Local black bears: Black bear activity in Juneau continues to be steady across town. Over the last two weeks, we have received reports of bears in Douglas, the highlands downtown, Basin Road, several locations in the Mendenhall Valley and along Glacier Highway north of Tee Harbor. Many of the calls ADF&G is receiving are simply reports of bears in the area, but some involve bears getting into garbage. One bear was reported entering an open garage where it was able to get food and subsequently returned the location multiple times. Residents are reminded to remove all attractants from their home and to secure household garbage in a bear-resistant container until the day of pick up. If bears are known to be in the area, or have historically been seen, please be aware of open garages and doors as bears may be curious and investigate for food sources.
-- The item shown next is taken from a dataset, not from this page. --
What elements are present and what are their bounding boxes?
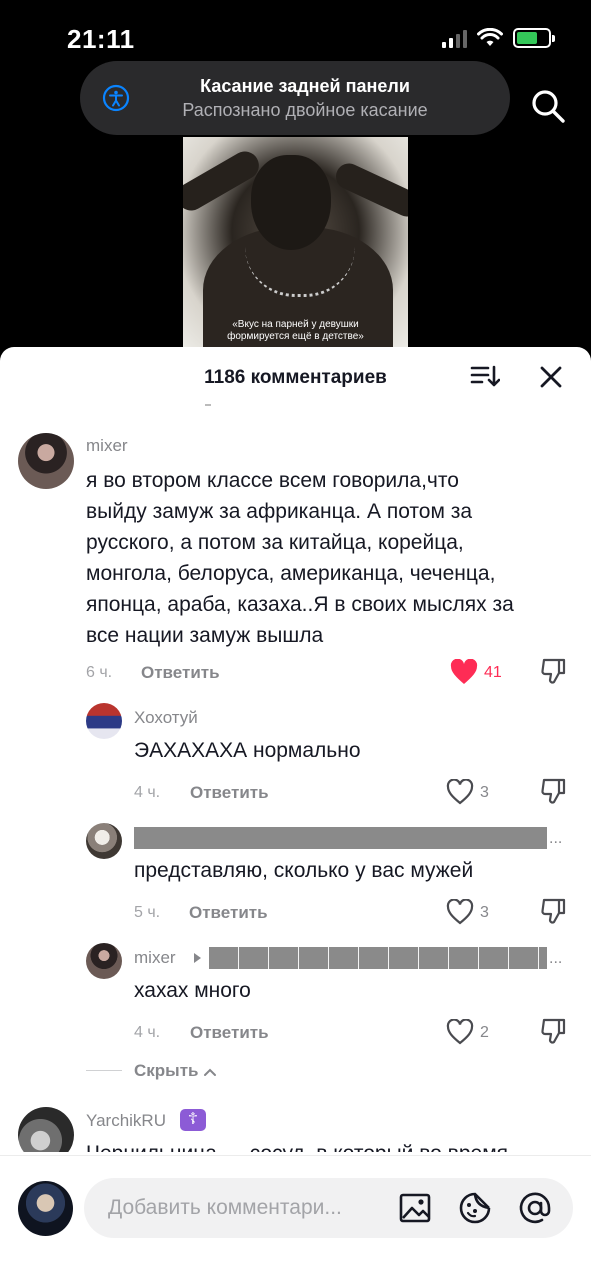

Wildlife hazards: Both black bears and deer are regularly seen along Juneau’s road system this time of year, and are attracted to the vegetation in these areas. Motorists should keep an eye out, especially early in the morning and at night, for animals feeding near the road as they may cross the road creating a hazard to motorists. ADF&G continues to receive calls concerning traffic congestion caused by motorists stopping on the side of the road to view wildlife, especially black bears. Biologists report seeing a vehicle parked directly in front of, within a few feet, a bear feeding along Glacier Highway. Please do not stop along side of feeding bears and wildlife and do not loiter in the area. This can create an unsafe traffic situation, and may alarm the animal which may move or run into traffic. It is appropriate to view wildlife along the roads only when there is an area where vehicles can be parked off the road, and viewing can be accomplished from a distance that will not harass the animals.